What soft economy? With your talent and track record, plenty of employers would jump at the chance to sign you up. That’s the frame of mind you should put yourself in when you’re negotiating a new employment contract. Having that leverage will help you pinpoint — and build on — the provisions that matter most.
Executive employment contracts are typically 10 to 20 pages long, and are saturated with subtleties that any careful candidate needs to know about.
Not that every financial executive will have a slew of decisions to consider. For some, the contract may consist of only one provision — but it is an important one: a Change in Control Agreement. This spells out the details of what will happen if a new owner appears and brands you as redundant. “CFOs are among the most expendable senior executives in an acquisition,” notes Bud Robertson, CFO of $500 million Progress Software, which serves businesses. “If your employer gets acquired, you are probably gone.” The Change in Control document is your severance package, so make sure it accommodates the position you’ll be in. After all, as Robertson points out, getting hired anew will take some time. “You aren’t just going to interview with three people at the company and get the job of CFO,” he adds. When a potential employer hands over the agreement, make sure to ask: “How long after my exit will I continue to be paid?” “Will I get my base salary and my bonus?” “Are benefits included?” “Will my options vest faster?” You want all of that — and for a year (see “Expendable You” at the end of this article).
In fact, as you evaluate any contract, consider first what happens when you leave; it’s important to know, and be comfortable with, the terms. Yes, it’s about as romantic as a prenuptial agreement, but it must be done. Termination clauses tend to be tough to negotiate and have the potential to be real pact-smashers.
How so? Consider a recent situation that pitted a highly sought-after CEO against the hard-nosed chairman of a real-estate development firm. The two made an agreement — sealed only with a handshake — that the CEO would resign from his current post and join the developer. The coveted executive was potentially a key driver of the company’s future fortunes, and he negotiated a compensation package to reflect that.
The chairman, who prided himself on being a savvy negotiator, instructed his lawyers to include a harsh termination clause as they drafted the employment contract. By the chairman’s lights, the clause would serve as a bargaining chip he could use to whittle down his original lucrative offer. Among other things, the chairman had promised the future CEO a huge supplemental retirement benefit.
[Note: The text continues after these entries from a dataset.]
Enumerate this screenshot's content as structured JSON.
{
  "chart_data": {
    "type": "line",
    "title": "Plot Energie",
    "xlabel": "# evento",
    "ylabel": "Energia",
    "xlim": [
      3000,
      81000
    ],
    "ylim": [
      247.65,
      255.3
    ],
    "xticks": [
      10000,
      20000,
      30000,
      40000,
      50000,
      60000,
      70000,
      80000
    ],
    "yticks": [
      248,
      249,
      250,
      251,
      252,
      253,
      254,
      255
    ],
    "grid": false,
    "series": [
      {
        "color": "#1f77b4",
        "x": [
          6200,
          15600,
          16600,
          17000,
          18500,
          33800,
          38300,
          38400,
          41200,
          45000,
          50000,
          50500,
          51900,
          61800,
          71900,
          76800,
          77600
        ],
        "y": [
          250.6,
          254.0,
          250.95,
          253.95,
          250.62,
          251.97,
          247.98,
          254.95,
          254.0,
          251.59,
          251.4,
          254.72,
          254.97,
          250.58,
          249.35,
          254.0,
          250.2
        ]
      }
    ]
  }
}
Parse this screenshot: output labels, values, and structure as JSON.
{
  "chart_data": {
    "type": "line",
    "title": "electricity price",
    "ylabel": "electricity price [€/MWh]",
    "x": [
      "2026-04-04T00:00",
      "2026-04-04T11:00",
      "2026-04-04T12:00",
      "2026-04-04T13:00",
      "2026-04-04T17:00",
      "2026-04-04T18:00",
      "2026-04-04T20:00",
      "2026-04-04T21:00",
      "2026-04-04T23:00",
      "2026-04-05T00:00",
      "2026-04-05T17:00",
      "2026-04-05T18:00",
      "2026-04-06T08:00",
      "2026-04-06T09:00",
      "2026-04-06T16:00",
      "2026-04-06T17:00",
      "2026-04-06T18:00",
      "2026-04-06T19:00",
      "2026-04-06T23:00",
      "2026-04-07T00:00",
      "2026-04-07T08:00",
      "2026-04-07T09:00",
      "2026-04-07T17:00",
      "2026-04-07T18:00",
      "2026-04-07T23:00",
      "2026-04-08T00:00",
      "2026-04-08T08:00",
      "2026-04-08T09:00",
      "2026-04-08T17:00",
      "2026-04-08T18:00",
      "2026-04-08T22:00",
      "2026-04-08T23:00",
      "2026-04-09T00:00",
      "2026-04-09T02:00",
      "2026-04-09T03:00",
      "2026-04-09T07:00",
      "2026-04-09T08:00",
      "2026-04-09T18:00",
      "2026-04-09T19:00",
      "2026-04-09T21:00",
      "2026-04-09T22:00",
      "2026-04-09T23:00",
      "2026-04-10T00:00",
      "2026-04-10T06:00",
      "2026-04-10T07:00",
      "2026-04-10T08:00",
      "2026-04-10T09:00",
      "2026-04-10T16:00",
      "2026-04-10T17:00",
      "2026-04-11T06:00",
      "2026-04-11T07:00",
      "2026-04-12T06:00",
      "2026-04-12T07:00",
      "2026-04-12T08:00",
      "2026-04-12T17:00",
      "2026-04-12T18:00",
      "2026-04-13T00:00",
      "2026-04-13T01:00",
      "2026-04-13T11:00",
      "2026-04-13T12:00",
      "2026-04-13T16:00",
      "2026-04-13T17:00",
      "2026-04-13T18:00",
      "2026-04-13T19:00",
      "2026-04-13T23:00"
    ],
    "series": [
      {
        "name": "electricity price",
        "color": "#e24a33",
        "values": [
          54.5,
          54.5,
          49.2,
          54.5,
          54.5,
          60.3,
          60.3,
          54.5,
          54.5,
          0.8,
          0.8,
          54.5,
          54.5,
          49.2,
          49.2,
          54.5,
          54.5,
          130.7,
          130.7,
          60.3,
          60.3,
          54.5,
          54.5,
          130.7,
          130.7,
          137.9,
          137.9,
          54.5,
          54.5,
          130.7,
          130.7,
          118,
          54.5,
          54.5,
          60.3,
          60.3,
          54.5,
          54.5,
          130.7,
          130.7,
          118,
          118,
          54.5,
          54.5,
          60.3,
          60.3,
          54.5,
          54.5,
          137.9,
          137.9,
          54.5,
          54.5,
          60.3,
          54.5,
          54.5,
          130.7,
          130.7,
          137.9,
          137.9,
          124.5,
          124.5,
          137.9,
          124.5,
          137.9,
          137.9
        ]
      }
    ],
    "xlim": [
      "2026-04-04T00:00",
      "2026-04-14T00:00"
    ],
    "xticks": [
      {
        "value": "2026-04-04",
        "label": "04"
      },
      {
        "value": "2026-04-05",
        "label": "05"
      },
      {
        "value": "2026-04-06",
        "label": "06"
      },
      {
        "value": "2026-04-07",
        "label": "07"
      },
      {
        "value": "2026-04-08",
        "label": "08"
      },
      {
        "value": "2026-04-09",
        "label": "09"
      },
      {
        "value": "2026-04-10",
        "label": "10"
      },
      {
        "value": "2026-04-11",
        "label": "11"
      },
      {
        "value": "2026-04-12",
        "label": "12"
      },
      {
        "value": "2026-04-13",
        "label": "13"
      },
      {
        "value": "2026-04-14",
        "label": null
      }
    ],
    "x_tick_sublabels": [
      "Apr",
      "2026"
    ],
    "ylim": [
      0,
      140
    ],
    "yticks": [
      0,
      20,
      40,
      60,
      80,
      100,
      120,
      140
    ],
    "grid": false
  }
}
As a result, the contract’s just causes for termination included an aggressively subjective yardstick: “Failed to meet board of directors’ standards.” Not surprisingly, the candidate suddenly stopped returning the chairman’s calls and the deal died. The CEO considered the overly aggressive clause a show of “bad faith” by the chairman, says J. Mark Poerio, an employment practice partner at Paul, Hastings, Janofsky & Walker. “It is fine to want to protect corporate interests, but not to the point of sending signals of mistrust.”